Sanchez vs COA, GR No.
127545, April 23, 2008
Facts:
The case "Sanchez v. Commission on Audit" involves petitioners Andres Sanchez,
Leonardo D. Regala, Rafael D. Barata, Norma Agbayani, and Cesar N. Sarino.
The petitioners contested a decision by the Commission on Audit (COA) disallowing the
transfer of P600,000.00 from the Department of Interior and Local Government (DILG)
to the Office of the President (OP).
The funds were originally appropriated for the DILG's Capability Building Program
under Republic Act No. 7180 (R.A. 7180), the General Appropriations Act of 1992.
The transfer was intended to cover the operational expenses of an ad hoc task force
created to implement local autonomy under the Local Government Code of 1991.
COA disallowed the transfer due to the absence of a legal basis for the task force to claim
payment through the DILG, non-compliance with the special provisions of R.A. 7180,
and lack of proper liquidation of the cash advances.
Petitioners argued that the transfer was for a public purpose and within the executive
branch's authority.
COA maintained that the transfer violated the law and held the petitioners jointly and
severally liable for the disallowed amount.
Issue:
1. Is there a legal basis for the transfer of funds from the DILG's Capability Building
Program Fund to the Office of the President?
2. Were the conditions or requisites for the transfer of funds under the applicable law
present in this case?
3. Is the Capability Building Program Fund a trust fund, a special fund, a trust receipt, or a
regular appropriation?
4. Is the disallowance by the Commission on Audit valid?
Ruling:
The Supreme Court dismissed the petition and affirmed the COA's decision.

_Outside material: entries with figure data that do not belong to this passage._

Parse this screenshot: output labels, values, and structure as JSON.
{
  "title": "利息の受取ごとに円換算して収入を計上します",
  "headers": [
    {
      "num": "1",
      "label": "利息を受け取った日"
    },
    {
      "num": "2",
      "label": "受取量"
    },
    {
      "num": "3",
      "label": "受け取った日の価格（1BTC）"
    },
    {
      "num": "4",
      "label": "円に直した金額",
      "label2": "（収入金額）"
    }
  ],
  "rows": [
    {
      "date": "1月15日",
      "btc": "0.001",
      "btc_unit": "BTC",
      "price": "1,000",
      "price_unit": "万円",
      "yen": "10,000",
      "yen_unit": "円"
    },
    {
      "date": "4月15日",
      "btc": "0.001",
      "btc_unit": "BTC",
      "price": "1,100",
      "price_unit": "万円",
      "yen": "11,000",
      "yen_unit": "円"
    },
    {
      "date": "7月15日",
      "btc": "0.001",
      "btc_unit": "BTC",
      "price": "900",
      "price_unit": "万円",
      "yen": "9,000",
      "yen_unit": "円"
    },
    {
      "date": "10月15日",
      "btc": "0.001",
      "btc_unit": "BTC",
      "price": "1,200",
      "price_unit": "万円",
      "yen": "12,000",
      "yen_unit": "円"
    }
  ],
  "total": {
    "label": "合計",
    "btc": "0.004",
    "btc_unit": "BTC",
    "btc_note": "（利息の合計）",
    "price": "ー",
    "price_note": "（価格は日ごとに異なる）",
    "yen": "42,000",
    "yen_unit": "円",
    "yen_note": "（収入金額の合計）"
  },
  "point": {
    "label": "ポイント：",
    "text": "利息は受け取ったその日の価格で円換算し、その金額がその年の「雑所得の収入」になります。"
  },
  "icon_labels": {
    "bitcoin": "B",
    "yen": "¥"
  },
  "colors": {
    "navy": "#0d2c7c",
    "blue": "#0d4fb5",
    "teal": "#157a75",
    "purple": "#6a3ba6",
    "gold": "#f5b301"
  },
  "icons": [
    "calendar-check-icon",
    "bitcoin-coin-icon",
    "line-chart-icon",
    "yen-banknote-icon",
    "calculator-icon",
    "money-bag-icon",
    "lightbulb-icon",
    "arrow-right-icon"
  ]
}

It ruled that there was no legal basis for the transfer of funds from the DILG to the Office
of the President.
The Court found that the conditions for a valid transfer of funds under the applicable law
were not met, as there were no actual savings from which the funds could be transferred,
and there was no item in the Office of the President's appropriation that needed
augmentation.
The Court also held that the Capability Building Program Fund is a regular appropriation
with specific purposes.
The disallowance by the COA was valid.
Ratio:
The Court emphasized that the power to transfer savings under Section 25(5), Article VI
of the 1987 Constitution pertains exclusively to the President, the President of the Senate,
the Speaker of the House of Representatives, the Chief Justice of the Supreme Court, and
the heads of Constitutional Commissions.
In this case, the transfer was initiated by the Deputy Executive Secretary, not the
President, and there was no evidence that the President authorized the transfer.
The Court highlighted that there were no actual savings from the DILG's Capability
Building Program Fund at the time of the transfer, as the funds were transferred at the
beginning of the budget year 1992.
The transferred funds were not used in accordance with the specific purposes laid down
by the Special Provisions of R.A. 7180.
The funds were spent on salaries, office supplies, and other expenses unrelated to the
Capability Building Program.
The Court upheld the COA's authority to determine and disallow irregular, unnecessary,
excessive, extravagant, or unconscionable expenditures of government funds.
The COA's findings were not tainted with unfairness or arbitrariness, and the petitioners
failed to prove that the COA acted with grave abuse of discretion.